Proclaiming you're sooo sick of "Baker Street" will be the fashionable thing to do today. The death of Gerry Rafferty means the oldies station will drag out his biggest solo single - if they ever put it away, that is - and his entire career will be summed up in that single song. Perhaps they'll put in "Stuck in the Middle" by Stealer's Wheel, and make a reference to the Tarantino movie scene that ruined the song for millions. (I'm just getting to the point where I can hear it without wincing.) It's a pity "Baker Street"'s monster-hit status keeps some from listening to the actual song, because it's a nice piece of pop music. The album has some sweet tunes on it as well, and Rafferty's work with Stealers Wheel contains some geme.

Don't know much about the fellow's later career, and it's always unwise to speculate about such things, but it seems as if the success of the "City to City" album turned off the creative taps for good.
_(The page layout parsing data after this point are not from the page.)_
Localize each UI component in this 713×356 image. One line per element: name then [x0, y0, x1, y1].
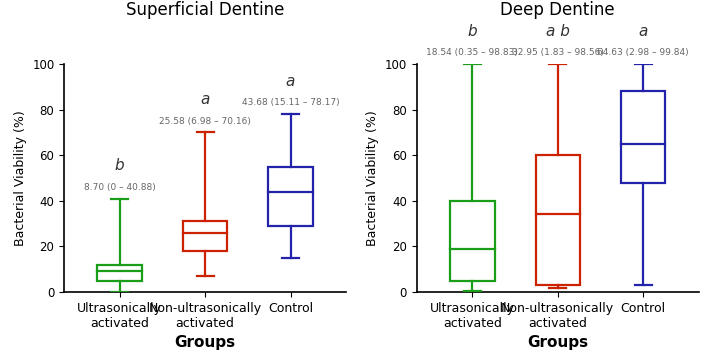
Text: 32.95 (1.83 – 98.56): 32.95 (1.83 – 98.56)	[512, 48, 604, 57]
Text: a b: a b	[546, 24, 570, 39]
Title: Deep Dentine: Deep Dentine	[501, 1, 615, 20]
Text: 8.70 (0 – 40.88): 8.70 (0 – 40.88)	[84, 183, 155, 192]
Y-axis label: Bacterial Viability (%): Bacterial Viability (%)	[366, 110, 379, 246]
Bar	[450, 201, 495, 281]
Text: b: b	[115, 158, 125, 173]
Text: 64.63 (2.98 – 99.84): 64.63 (2.98 – 99.84)	[597, 48, 689, 57]
Bar	[268, 167, 313, 226]
Text: a: a	[286, 74, 295, 89]
Text: 25.58 (6.98 – 70.16): 25.58 (6.98 – 70.16)	[159, 117, 251, 126]
Bar	[183, 221, 227, 251]
Text: a: a	[639, 24, 648, 39]
Text: b: b	[468, 24, 477, 39]
Bar	[535, 155, 580, 285]
Text: a: a	[200, 92, 210, 108]
Bar	[621, 91, 665, 183]
Bar	[98, 265, 142, 281]
Title: Superficial Dentine: Superficial Dentine	[126, 1, 284, 20]
Y-axis label: Bacterial Viability (%): Bacterial Viability (%)	[14, 110, 26, 246]
Text: 43.68 (15.11 – 78.17): 43.68 (15.11 – 78.17)	[242, 98, 339, 108]
Text: 18.54 (0.35 – 98.83): 18.54 (0.35 – 98.83)	[426, 48, 518, 57]
X-axis label: Groups: Groups	[527, 335, 588, 350]
X-axis label: Groups: Groups	[175, 335, 236, 350]
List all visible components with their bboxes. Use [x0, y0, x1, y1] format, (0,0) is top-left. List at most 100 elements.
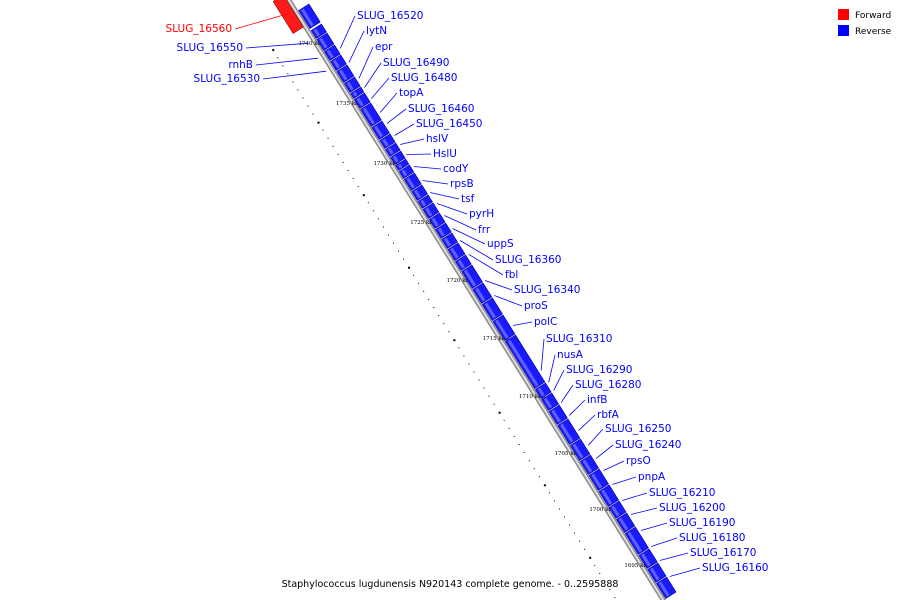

The follow-up was thin broth by comparison, and even had the deadly signs of ambition i.e., I'm not a pop star, I'm a composer, and this is my statement. That's how I recall it, anyway - it began with one of those penny-whistle-laced tunes that tells you the singer is heading back to his roots, the song went on and on until it had exhausted its simple idea, and nothing else on the album stood out. Sky news reported last night that he'd had a drinking problem for a long time; perhaps that killed his skills. Or he just got a lot of money and stopped caring. Someone will tell us on the wikipedia bio.

He probably got sick of "Baker Street" too. If you had a headache, that guitar solo at the end would hurt. I saw him perform the song once on an afternoon TV show - Merv or something, don't recall. Here's Gerry Rafferty, singing Baker Street! It wasn't live, of course. The instruments weren't even plugged in. No amps. In those days people just pretended the musicians were playing - everyone knew they weren't, but it would have been impolite somehow to point it out. If you remember "Baker Street," you know it fades out at the end. So they did what they had to do with all lip-synced tunes that fade out: bring up the clapping as the band pretends to play softer. Then the band just stops, as if gratified by all this spontaneous clapping that started all at once when they turned down their instrument volume, and the band nods and looks silly and that's the end of it.

I remember Rafferty's expression. He looked absolutely miserable.